Disclaimer This is just an example analysis and is for informational purposes. It should not be taken as complete financial guidance or assurance for future results and does not represent a personalized financial recommendation for you to make. Please do your due diligence, consult financial professionals, and consider your specific risk tolerance and financial objectives before making any investments.

Upturn AI SummarizationUpturn AI Summarization AI Summarization is directionally correct and might not be accurate.

Upturn AI SummarizationUpturn AI Summarization Summarized information shown could be a few years old and not current.

Upturn AI SummarizationUpturn AI Summarization Fundamental Rating based on AI could be based on old data.

Upturn AI SummarizationUpturn AI Summarization AI-generated summaries may have inaccuracies (hallucinations). Please verify the information before taking action.​

About Doubleline Etf Trust - Commercial Real Estate ETF

The fund is an actively managed exchange-traded fund ("ETF").
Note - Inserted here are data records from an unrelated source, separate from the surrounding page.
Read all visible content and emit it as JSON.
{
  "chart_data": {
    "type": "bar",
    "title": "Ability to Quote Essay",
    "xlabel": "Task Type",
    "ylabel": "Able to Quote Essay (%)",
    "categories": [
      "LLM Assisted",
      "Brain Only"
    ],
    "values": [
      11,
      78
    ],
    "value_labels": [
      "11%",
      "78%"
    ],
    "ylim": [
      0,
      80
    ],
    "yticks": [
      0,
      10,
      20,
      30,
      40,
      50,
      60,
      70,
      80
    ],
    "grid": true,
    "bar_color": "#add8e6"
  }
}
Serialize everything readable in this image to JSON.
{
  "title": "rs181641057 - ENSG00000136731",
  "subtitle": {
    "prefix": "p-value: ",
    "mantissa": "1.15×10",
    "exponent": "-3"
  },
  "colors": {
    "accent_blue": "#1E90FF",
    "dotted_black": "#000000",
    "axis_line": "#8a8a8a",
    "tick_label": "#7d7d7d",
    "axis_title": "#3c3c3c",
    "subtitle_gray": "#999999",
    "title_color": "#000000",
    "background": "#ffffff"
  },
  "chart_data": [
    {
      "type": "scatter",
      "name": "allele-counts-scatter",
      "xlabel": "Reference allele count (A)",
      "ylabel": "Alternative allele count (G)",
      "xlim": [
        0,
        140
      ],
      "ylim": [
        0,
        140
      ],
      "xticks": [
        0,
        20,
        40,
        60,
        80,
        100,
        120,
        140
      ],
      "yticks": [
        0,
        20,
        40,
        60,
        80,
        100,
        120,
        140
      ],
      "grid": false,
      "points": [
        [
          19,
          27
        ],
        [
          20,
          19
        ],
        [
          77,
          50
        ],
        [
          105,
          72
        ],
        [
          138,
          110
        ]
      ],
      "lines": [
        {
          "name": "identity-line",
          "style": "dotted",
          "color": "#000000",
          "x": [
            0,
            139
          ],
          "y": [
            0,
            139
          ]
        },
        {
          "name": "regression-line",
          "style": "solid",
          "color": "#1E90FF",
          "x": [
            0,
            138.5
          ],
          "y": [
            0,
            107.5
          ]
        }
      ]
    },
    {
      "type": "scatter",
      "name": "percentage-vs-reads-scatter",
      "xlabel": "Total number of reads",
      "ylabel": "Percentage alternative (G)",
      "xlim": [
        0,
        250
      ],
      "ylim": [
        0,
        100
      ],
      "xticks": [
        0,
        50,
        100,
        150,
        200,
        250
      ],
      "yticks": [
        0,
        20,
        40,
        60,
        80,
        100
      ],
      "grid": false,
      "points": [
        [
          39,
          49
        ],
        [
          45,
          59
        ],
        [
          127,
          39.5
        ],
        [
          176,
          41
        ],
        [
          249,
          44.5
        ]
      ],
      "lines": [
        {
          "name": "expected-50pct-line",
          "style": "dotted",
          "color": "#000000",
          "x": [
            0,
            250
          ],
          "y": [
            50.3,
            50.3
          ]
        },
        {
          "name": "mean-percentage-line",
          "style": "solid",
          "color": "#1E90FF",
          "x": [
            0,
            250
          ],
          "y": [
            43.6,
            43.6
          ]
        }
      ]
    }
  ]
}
Under normal circumstances, the fund will invest at least 80% of its net assets, plus the amount of any borrowings for investment purposes, in commercial real estate instruments or other investments with economic characteristics similar to commercial real estate instruments, such as derivative instruments (including credit default swaps). The fund is non-diversified.